Presidente do Município de Oliveira do Hospital fez ontem um balanço de quatro meses de funcionamento desta nova resposta na área da saúde e volta a lamentar abandono total do Interior nesta área.
A funcionar desde o verão passado, a Unidade Móvel de Saúde chegou ontem a mais uma freguesia do concelho de Oliveira do Hospital. Lourosa foi o local de paragem desta viatura que se encontra no terreno há quatro meses, encontrando se já a prestar cuidados básicos de saúde às populações das freguesias de S. Gião e Aldeia das Dez.
No local esteve também o presidente da Câmara de Oliveira do Hospital acompanhado dos seus vereadores, que puderam constatar a adesão da população a esta nova resposta que o Município encontrou para colmatar a falta de recursos médicos no concelho. “Tem havido um conjunto de populações mais periféricas que acabam por ficar abandonadas à sua própria sorte e qualquer autarca consciente não pode ficar indiferente e foi isso que fizemos”, referiu Alexandrino, lembrando que desde que começou a funcionar esta unidade já conta com mais de três mil atendimentos. “Aquilo que nós queremos é que em Oliveira do Hospital haja uma saúde para todos e uma saúde de qualidade” afirmou o edil para quem esta é assumidamente uma prioridade do seu executivo.
“Se calhar o Município não faz uma obra física mas ao subsidiar este serviço está a fazer a melhor obra que é uma obra pelas pessoas” considera lamentando que tenha de ser a autarquia a substituir se ao Estado na prestação de cuidados médicos às populações do seu concelho. “Tem havido um abandono total dos poderes centrais em relação ao interior” acusou ainda o autarca, ao mesmo tempo que desafia o novo governo para um projeto inovador na saúde em Oliveira do Hospital.
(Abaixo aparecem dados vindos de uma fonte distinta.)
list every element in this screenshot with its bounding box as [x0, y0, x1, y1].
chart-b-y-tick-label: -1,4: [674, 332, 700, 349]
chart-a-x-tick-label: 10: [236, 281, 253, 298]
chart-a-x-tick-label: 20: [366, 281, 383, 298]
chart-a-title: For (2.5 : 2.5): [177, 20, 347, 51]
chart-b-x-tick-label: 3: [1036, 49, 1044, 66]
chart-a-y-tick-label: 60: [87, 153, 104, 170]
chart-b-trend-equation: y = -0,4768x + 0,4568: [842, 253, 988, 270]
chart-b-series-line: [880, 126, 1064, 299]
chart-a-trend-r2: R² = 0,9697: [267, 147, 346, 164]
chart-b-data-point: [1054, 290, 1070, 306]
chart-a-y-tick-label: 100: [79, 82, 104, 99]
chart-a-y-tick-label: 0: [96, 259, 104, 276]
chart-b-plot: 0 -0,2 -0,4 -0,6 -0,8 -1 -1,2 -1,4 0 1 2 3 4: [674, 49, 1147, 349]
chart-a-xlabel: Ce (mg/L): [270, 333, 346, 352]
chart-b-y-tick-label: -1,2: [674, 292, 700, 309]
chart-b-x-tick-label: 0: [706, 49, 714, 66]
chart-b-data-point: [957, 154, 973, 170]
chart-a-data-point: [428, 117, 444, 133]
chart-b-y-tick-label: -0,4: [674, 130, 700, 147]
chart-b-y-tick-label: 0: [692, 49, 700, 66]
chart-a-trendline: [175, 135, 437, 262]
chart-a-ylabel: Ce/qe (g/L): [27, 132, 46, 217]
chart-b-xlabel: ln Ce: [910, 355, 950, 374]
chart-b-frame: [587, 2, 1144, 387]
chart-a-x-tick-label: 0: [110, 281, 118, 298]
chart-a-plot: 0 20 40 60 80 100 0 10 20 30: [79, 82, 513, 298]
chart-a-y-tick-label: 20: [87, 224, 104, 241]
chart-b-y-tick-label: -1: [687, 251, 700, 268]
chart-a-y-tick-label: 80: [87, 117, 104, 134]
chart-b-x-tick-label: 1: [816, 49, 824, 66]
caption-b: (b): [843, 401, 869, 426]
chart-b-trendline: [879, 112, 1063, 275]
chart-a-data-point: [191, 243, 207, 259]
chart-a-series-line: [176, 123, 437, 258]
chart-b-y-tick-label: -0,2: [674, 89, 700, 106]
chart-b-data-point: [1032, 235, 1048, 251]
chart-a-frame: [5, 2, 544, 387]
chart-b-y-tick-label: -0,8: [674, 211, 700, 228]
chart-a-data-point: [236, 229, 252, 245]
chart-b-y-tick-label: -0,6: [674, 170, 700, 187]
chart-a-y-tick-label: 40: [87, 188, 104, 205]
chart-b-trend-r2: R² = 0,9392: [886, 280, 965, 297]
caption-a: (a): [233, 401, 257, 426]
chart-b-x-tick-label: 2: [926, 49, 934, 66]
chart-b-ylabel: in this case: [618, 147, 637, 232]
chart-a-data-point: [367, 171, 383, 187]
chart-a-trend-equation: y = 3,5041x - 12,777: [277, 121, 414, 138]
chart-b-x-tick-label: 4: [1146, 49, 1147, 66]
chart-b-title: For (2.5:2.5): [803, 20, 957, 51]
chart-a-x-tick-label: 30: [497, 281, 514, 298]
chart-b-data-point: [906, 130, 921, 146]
Um concelho que chegou a ter há poucas semanas 16 mil utentes sem médico de família, num total de 25 mil inscritos, continuando a ter 12 mil pessoas sem médico.
O autarca recorda as dificuldades destes utentes no acesso à saúde, nomeadamente de muitos doentes crónicos que ultimamente têm vivido um verdadeiro “calvário” para conseguir uma receita ou uma consulta. “Isto é uma coisa dramática”, afirmou o edil, fazendo notar que a maioria destes utentes é idoso ou está fragilizado. “O ideal é que esta unidade móvel tivesse um médico e é isso que mais tarde ou mais cedo terá de acontecer”, garante Alexandrino, sem perder a esperança num novo modelo de prestação de cuidados de saúde no concelho.
Satisfeito com a chegada da Unidade Móvel à sua freguesia estava o presidente da Junta, Américo Figueiredo, que realçou a importância deste serviço de proximidade numa freguesia que perdeu o seu posto médico há mais de seis anos e nunca mais reabriu. “É uma coisa muito boa para uma população que está idosa, que não tem transportes para Oliveira e muitas vezes vão e estão lá o dia todo (no centro de saúde de Oliveira) para ter uma consulta ou uma receita e não conseguem nada”, constatou o autarca, congratulando -se com a entrada em funcionamento desta unidade, que vai a partir de agora percorrer as 10 localidades da freguesia num total de mais de 500 habitantes.